Joshy Castillo

¡Qué triste!

Qué triste espectáculo el de antier por 100 por Ciento Noticias. Los estudiantes universitarios ya no cargan cuadernos, lápices y libros en sus mochilas. Ahora cargan morteros, bombas, martillos y lo que es peor, armas de fuego como la que empuñaba y con la que apuntaba un joven de complexión delgada, estatura baja, camiseta blanca, pantalón azul y cara cubierta con una camisa azul claro, mientras otros cuatro delincuentes pateaban en el suelo a otro joven de características similares. Digo delincuentes porque al final, al grito de “la mochila, la mochila”, uno de los atacantes le arrebató una mochila celeste que el agredido, tendido en el suelo, cargaba en la espalda.

No recuerdo en mis años de estudiante universitaria semejantes actos de vandalismo. A lo más que llegamos fue lanzar huevos batidos cuando Henry Kissinger, en ese tiempo ex Secretario de Estado norteamericano, llegó al país a tratar de mediar en el conflicto armado que nos envolvía a los nicaragüenses en los años ochenta, específicamente en el año 85. Kissinger no pasó ni cerca de donde miles de estudiantes universitarios, simpatizantes de la revolución, protestábamos por su llegada al país, dirigidos por líderes como Donald Méndez, Alejandro Pérez Fabri, Haydée Castillo, Pedro Hurtado, Ajax Delgado, Carlos Carrión, Josefina Vigil, Danilo Pérez, mi buena amiga Fiorella Castro, Flor Palacios, dirigentes de la Juventud Sandinista y la UNEN de ese entonces y para quienes las aulas de clases y nuestra asistencia era nuestra primera obligación. Eran otros tiempos definitivamente como diría Sergio Ramírez.

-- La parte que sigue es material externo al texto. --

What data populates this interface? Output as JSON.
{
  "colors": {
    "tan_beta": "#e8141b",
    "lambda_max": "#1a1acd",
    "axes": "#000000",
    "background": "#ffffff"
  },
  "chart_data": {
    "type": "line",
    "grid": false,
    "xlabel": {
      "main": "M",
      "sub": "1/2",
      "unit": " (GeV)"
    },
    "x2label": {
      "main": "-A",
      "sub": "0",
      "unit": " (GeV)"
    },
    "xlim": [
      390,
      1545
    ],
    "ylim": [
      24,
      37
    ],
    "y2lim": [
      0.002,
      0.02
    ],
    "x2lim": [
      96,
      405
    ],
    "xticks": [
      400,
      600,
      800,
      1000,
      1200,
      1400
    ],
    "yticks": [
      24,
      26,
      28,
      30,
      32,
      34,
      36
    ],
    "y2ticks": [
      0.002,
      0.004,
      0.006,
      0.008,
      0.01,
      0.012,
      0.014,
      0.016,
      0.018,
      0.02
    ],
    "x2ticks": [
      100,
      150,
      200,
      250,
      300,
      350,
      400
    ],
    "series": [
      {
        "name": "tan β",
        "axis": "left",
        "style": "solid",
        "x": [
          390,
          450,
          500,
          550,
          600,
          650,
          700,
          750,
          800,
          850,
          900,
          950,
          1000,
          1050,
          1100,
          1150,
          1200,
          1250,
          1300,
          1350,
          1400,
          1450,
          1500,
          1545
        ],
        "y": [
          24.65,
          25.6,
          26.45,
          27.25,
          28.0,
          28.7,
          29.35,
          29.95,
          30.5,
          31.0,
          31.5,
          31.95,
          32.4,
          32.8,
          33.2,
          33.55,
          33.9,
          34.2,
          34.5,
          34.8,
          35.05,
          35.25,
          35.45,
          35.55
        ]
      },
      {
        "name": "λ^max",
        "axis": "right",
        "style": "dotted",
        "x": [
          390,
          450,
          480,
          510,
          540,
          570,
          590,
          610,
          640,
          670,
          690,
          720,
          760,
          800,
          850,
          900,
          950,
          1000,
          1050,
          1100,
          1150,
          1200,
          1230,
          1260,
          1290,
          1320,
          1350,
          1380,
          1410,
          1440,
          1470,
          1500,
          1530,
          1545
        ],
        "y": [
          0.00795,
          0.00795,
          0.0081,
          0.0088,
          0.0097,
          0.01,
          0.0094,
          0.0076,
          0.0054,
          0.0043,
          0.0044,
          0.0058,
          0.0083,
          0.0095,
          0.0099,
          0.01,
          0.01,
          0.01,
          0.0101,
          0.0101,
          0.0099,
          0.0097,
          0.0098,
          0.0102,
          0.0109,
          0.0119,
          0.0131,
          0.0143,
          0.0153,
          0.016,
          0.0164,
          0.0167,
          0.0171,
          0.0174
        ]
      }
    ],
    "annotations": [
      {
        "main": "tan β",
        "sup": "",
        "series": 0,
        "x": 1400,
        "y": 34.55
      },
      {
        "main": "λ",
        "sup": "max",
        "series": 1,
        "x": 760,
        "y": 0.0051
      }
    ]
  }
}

Estar en una universidad en nuestro país es ser una persona privilegiada. Casi un millón de niños quedan fuera del sistema escolar por diversas razones, razones que ni los gobiernos anteriores ni el gobierno del presidente Daniel Ortega han podido resolver. El asistir a una aula universitaria debería considerarse como un milagro, máxime si somos de escasos recursos. Eso no lo entienden los César Pérez, para quienes la vagancia, el garrote y el atropello a fuerza de violencia, violencia aprendida de sus arcaicos dirigentes, es un modus vivendi.

La Universidad Nacional, conocida como UNAN-Managua, es gratuita. Mi generación estudió también gratuitamente, no becados, gratis. No por eso, nunca dejamos de asistir a clases. Al contrario.

Ahora, sin embargo, gracias a los deseos de poder y control del partido de gobierno, a esa honorable casa de estudios, se envían pandilleros disfrazados de estudiantes universitarios para que, a punta de garrote, piedras y balas, se resuelva un conflicto que debería resolverse con ideas, a como lo exige una casa de estudios superiores.

¿Es eso lo que el presidente Ortega y sus seguidores como César Pérez, quien ya no es estudiante universitario, pretenden que sea la tónica de este empobrecido país? Ya vimos hace unas semanas al magistrado Rafael Solís encabezar una marcha de supuestos jueces y trabajadores de los Juzgados, que quemaron tres vehículos y apedrearon un famoso hotel capitalino, haciendo salir disparados a unos asombrados turistas que llegaron felices a este país para conocer las bondades que pregona doña Rosario en un slogan turístico.

Las aulas de clase se han trasladado a las calles, los pupitres son los adoquines, no para sentarse, sino para tirarlos a la cabeza de los que no piensan como ellos.

¿Hasta dónde y hasta cuándo vamos a seguir así Comandante?, ¿necesitamos más muertos para que usted pueda reelegirse?, ¿más sangre inocente?